Douglass’ autobiography Narrative of the Life of Frederick Douglass, an American Slave, which he wrote in 1845, eight years after escaping to freedom in New York, was so eloquently written that many readers were skeptical that a black man - and an ex-slave, at that - had actually written the book. Nevertheless, the work proved influential in the growing abolitionist movement, and Frederick Douglass cemented his place as one of the movement’s most important black activists. He believed that education would be the African-American’s most important tool in improving his or her station; he argued that the U.S. Constitution could not be interpreted as a pro-slavery document but, in fact, the opposite; he was for many years an ardent supporter of the women’s rights movement and was the only African-American, man or woman, present at the Seneca Falls Convention. A famously powerful orator, he vehemently criticized the hypocrisy of white American society in his Fourth of July speech, and by 1861 he was one of the most famous black men in the country, acquainted even with the president himself. He lived to see the passage of the 13th, 14th, and 15th Amendments, and during Reconstruction he was nominated (without his knowledge) as Vice President to the Equal Rights Party ticket in 1872.

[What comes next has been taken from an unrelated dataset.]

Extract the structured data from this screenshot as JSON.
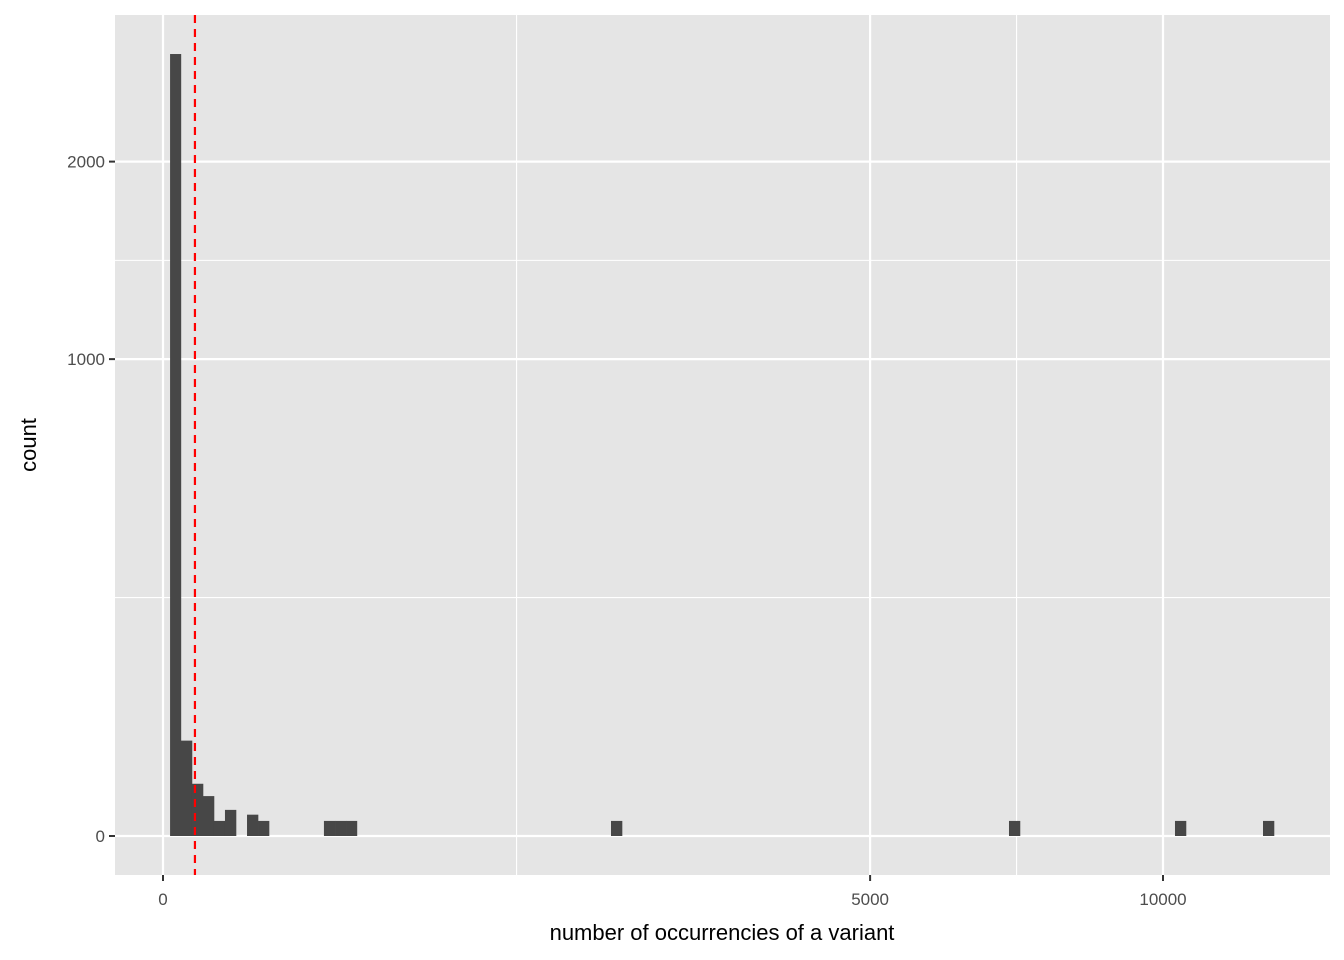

African-American workers collect the bones of soldiers killed at the Battle of Cold Harbor, April 1865.
Library of Congress
January 31, 1865: The Thirteenth Amendment is ratified.
The Thirteenth Amendment to the U.S. Constitution was the first to be passed in sixty years, the first since the passage of Twelfth Amendment in 1804. The Amendment had two simple and short sections:
Neither slavery nor involuntary servitude, except as a punishment for crime whereof the party shall have been duly convicted, shall exist within the United States, or any place subject to their jurisdiction.
Congress shall have power to enforce this article by appropriate legislation.
Its passage, however, was anything but. In 1863, Abraham Lincoln issued the Emancipation Proclamation, which declared that any enslaved person in any state in rebellion against the United States “shall be then, thenceforward, and forever free” - a more symbolic than practical gesture. Without a constitutional amendment, however, the Emancipation Proclamation could easily be swept aside as a wartime measure and a gross overreach of presidential powers, unnecessary in a postwar, reunited United States, and four million slaves would remain in bondage.
In January of 1864, Senator John B. Henderson, a Democrat representing the slave/border state of Missouri, proposed a ban on slavery via constitutional amendment. Less than a month later, Charles Sumner, a Radical Republican, proposed an amendment as well, though his version not only banned slavery but contained a guarantee of equality, a clause that never made it into the final amendment. The Senate passed the amendment in April of 1864 38 to 6, but the House of Representatives took another long grueling eight months to debate and discuss it; meanwhile, the Republican party adopted, as part of its official platform, support for an antislavery amendment. Finally, on January 31, the House of Representatives passed the amendment by a narrow margin - 119 to 56.
The Thirteenth Amendment was not officially adopted until December of 1865, months after Lincoln’s assassination. The first state to ratify was Illinois, and the twenty-seventh state (out of thirty-six - a 3/4ths majority) was Georgia, while Kentucky and Mississippi rejected the initial proposals and failed to ratify the amendment until 1976 and 1995, respectively.